Nichols probó a enfocarlo de otro modo. Recordó cuando el presidente le dio ese número y todo lo que le dijo sobre el importante servicio que prestaba a su país. Al fin, se le ocurrió algo. Miró a Harvath y dijo:

—Si usted fue alguien lo bastante próximo al presidente como para que le dieran ese número, entonces debe de haber sido alguien en quien confiaba; alguien que velaba mucho por su país.

—Lo sigo haciendo —dijo Harvath para, a continuación, cambiar al francés y empezar a hablar con alguien que había al otro lado de la línea telefónica.

Nichols estaba aterrorizado. Si le entregaban a las autoridades francesas, todo habría terminado. Tenía que tomar una decisión: o soltaba todo ante el hombre que tenía enfrente, o se lo guardaba para la policía francesa, muy interesada en ello. Pidió a Dios estar tomando la decisión adecuada.

—Deténgase. Le contaré todo. Pero cuelgue el teléfono.

—Tiene usted cinco minutos —dijo Harvath mientras interrumpía la versión automatizada parisina de Moviefone[3], y miró a Nichols—. Le sugiero que haga que la espera valga la pena.

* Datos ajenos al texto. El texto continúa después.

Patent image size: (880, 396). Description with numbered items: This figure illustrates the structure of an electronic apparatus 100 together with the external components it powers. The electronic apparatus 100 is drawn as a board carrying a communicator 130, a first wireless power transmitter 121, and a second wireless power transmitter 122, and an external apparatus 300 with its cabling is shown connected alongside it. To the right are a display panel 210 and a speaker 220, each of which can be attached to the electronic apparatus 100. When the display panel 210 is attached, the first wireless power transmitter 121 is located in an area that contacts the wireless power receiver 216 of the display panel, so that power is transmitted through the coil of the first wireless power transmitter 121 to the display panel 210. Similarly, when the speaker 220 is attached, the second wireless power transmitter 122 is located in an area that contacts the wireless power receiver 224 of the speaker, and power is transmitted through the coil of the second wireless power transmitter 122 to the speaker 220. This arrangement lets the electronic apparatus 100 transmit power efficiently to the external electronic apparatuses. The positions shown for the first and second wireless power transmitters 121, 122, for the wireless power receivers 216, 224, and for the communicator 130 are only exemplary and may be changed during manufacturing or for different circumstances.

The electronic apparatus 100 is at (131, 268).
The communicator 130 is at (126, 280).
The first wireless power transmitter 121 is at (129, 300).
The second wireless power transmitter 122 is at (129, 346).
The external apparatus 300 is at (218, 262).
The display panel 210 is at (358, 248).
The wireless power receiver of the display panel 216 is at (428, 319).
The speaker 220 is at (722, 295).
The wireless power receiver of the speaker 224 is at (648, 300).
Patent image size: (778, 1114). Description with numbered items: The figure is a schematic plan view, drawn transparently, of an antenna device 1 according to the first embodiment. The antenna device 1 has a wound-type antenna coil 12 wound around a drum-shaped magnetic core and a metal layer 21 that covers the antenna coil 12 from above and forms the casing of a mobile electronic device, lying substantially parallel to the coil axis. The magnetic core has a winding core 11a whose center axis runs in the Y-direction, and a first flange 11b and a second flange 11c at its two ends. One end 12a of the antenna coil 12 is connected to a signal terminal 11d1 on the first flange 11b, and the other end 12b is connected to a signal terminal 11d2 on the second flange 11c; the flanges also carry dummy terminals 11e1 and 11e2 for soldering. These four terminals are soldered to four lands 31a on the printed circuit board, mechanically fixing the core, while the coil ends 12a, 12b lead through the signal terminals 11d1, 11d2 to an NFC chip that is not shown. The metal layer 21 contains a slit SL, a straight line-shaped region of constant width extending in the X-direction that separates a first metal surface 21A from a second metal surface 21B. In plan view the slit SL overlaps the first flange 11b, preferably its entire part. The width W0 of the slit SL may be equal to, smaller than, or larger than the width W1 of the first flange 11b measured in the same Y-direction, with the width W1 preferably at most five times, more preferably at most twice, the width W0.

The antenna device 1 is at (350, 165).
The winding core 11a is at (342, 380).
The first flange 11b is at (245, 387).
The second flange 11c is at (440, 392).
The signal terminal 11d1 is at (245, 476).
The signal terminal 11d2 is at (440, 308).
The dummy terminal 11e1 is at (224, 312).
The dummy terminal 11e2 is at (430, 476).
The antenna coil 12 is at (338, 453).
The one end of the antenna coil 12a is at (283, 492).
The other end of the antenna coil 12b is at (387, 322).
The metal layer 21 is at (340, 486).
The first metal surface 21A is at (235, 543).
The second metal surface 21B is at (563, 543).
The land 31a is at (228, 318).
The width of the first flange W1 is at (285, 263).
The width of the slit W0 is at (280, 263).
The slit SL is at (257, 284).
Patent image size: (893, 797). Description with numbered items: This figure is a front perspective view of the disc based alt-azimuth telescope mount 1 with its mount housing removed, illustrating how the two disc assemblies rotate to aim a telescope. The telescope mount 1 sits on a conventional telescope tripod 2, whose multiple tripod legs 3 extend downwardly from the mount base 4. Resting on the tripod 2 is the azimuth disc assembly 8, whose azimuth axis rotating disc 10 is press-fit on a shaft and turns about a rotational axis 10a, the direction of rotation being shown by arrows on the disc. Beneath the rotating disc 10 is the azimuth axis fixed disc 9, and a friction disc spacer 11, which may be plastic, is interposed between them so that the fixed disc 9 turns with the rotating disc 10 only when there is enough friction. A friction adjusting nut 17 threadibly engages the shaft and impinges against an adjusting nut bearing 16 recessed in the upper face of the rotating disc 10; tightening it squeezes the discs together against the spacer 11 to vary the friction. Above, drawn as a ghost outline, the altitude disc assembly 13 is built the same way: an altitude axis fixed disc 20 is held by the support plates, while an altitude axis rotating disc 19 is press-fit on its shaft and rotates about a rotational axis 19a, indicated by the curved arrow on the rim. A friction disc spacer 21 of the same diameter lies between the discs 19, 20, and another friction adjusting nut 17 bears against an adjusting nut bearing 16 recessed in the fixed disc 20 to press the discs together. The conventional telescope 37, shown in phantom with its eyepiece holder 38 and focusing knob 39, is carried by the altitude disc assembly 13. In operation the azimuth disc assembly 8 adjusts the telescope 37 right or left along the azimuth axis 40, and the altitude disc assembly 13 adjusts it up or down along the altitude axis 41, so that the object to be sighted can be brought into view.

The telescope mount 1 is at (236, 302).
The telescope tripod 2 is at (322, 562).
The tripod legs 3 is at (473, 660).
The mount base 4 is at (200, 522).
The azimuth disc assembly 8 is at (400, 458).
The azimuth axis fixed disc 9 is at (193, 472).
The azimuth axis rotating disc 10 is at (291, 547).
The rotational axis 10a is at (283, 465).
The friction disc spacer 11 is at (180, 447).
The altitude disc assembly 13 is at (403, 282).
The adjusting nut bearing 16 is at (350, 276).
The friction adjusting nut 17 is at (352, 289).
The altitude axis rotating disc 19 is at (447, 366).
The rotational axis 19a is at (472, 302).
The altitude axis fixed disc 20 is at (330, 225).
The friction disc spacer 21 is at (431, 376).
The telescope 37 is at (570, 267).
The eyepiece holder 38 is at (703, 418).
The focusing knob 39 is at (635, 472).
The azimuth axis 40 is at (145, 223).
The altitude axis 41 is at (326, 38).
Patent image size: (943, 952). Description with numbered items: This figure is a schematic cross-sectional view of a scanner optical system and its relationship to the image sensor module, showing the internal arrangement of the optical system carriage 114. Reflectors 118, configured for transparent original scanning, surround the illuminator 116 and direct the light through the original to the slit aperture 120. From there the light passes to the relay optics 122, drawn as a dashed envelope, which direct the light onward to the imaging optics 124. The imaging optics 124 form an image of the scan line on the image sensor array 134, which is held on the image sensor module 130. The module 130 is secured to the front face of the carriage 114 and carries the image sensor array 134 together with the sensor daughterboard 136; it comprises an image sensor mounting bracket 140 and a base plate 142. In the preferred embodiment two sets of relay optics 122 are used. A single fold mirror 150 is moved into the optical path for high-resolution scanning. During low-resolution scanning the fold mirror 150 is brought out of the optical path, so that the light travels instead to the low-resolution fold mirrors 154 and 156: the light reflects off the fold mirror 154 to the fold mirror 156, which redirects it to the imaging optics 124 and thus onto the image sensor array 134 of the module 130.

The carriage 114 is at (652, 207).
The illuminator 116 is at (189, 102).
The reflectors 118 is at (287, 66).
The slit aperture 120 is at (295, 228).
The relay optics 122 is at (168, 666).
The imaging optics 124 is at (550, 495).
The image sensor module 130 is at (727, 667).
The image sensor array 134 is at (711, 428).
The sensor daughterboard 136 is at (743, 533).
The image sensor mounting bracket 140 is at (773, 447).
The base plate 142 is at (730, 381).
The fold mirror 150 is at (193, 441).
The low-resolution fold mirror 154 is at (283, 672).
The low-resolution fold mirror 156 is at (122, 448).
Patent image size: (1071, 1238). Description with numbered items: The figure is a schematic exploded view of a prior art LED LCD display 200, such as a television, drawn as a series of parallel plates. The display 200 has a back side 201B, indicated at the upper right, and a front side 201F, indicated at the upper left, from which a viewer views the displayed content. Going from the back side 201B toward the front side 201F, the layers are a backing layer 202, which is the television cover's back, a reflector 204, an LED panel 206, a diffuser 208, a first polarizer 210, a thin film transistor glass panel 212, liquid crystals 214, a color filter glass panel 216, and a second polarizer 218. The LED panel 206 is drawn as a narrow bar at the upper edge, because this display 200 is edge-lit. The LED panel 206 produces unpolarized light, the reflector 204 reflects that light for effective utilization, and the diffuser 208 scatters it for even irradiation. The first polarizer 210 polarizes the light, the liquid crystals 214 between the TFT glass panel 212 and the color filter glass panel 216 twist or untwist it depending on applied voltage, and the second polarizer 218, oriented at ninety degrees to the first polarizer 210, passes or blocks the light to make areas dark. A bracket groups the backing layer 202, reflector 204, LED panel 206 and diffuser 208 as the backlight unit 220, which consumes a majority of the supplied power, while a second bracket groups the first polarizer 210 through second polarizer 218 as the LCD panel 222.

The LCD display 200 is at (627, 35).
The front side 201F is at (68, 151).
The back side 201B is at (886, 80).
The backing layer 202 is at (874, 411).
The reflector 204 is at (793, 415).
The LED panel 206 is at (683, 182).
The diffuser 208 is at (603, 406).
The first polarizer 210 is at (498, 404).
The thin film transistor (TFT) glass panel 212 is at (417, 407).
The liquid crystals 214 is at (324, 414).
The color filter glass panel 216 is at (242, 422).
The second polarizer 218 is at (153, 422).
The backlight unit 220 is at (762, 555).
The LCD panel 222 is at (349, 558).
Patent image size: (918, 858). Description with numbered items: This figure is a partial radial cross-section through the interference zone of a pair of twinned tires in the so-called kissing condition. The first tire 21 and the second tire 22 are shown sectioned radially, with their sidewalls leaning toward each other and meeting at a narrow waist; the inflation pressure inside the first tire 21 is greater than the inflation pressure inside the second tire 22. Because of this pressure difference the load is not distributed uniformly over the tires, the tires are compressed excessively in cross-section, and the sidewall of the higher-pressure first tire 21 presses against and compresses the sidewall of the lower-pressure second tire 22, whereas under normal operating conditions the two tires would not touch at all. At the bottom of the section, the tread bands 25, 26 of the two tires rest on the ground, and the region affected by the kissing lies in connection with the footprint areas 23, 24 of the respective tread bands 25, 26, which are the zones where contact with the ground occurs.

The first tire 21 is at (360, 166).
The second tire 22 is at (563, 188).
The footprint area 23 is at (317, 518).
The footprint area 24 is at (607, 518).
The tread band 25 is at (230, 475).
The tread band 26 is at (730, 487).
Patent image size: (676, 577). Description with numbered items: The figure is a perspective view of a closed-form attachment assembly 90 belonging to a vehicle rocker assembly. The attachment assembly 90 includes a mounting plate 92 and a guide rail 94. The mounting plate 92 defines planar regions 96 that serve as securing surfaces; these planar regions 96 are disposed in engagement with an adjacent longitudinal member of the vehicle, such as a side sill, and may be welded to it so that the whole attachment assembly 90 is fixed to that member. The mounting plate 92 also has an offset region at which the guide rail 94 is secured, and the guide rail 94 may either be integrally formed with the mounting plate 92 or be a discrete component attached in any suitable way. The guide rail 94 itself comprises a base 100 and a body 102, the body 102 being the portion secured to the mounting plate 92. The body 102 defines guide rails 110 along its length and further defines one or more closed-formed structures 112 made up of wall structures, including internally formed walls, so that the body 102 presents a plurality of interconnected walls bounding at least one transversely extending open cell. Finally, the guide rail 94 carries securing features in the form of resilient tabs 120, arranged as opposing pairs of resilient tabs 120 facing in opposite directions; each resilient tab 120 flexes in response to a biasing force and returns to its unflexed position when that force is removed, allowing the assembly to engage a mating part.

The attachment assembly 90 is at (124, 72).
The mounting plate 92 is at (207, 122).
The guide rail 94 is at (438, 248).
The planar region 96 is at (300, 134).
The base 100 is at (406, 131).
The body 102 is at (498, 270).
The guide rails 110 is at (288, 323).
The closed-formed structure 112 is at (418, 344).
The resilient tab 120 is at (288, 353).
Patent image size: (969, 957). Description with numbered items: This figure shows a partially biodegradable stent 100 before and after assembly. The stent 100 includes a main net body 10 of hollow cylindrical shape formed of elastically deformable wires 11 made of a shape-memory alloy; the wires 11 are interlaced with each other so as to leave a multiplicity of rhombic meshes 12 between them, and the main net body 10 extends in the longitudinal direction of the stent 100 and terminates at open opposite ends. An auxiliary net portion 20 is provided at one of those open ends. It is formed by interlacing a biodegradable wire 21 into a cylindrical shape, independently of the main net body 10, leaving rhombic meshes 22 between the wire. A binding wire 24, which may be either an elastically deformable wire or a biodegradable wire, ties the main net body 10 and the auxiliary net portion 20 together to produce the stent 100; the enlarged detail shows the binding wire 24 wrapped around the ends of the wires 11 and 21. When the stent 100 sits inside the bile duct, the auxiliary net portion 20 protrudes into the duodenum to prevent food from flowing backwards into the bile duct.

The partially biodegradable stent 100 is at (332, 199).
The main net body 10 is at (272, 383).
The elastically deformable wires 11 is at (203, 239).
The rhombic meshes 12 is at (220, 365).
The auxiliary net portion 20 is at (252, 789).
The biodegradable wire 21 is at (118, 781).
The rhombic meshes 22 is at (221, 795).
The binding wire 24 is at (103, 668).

Nichols esperó confiando en que sus captores le aflojaran un poco más las ataduras, pero, como no lo hicieron, empezó a hablar.

—El presidente me ha enrolado para que le ayude a desmantelar el fundamentalismo islámico.

Harvath miró a Tracy esbozando una sonrisa y, luego, volvió a mirar a Nichols.

—¿Está usted bromeando?

Nichols negó con la cabeza.

—¿Cómo va a ser capaz un profesor de historia de hacer algo que se parezca remotamente a las labores antiterroristas?

Nichols estaba a punto de responder cuando la ventana de su habitación de hotel estalló en una granizada de cristales rotos.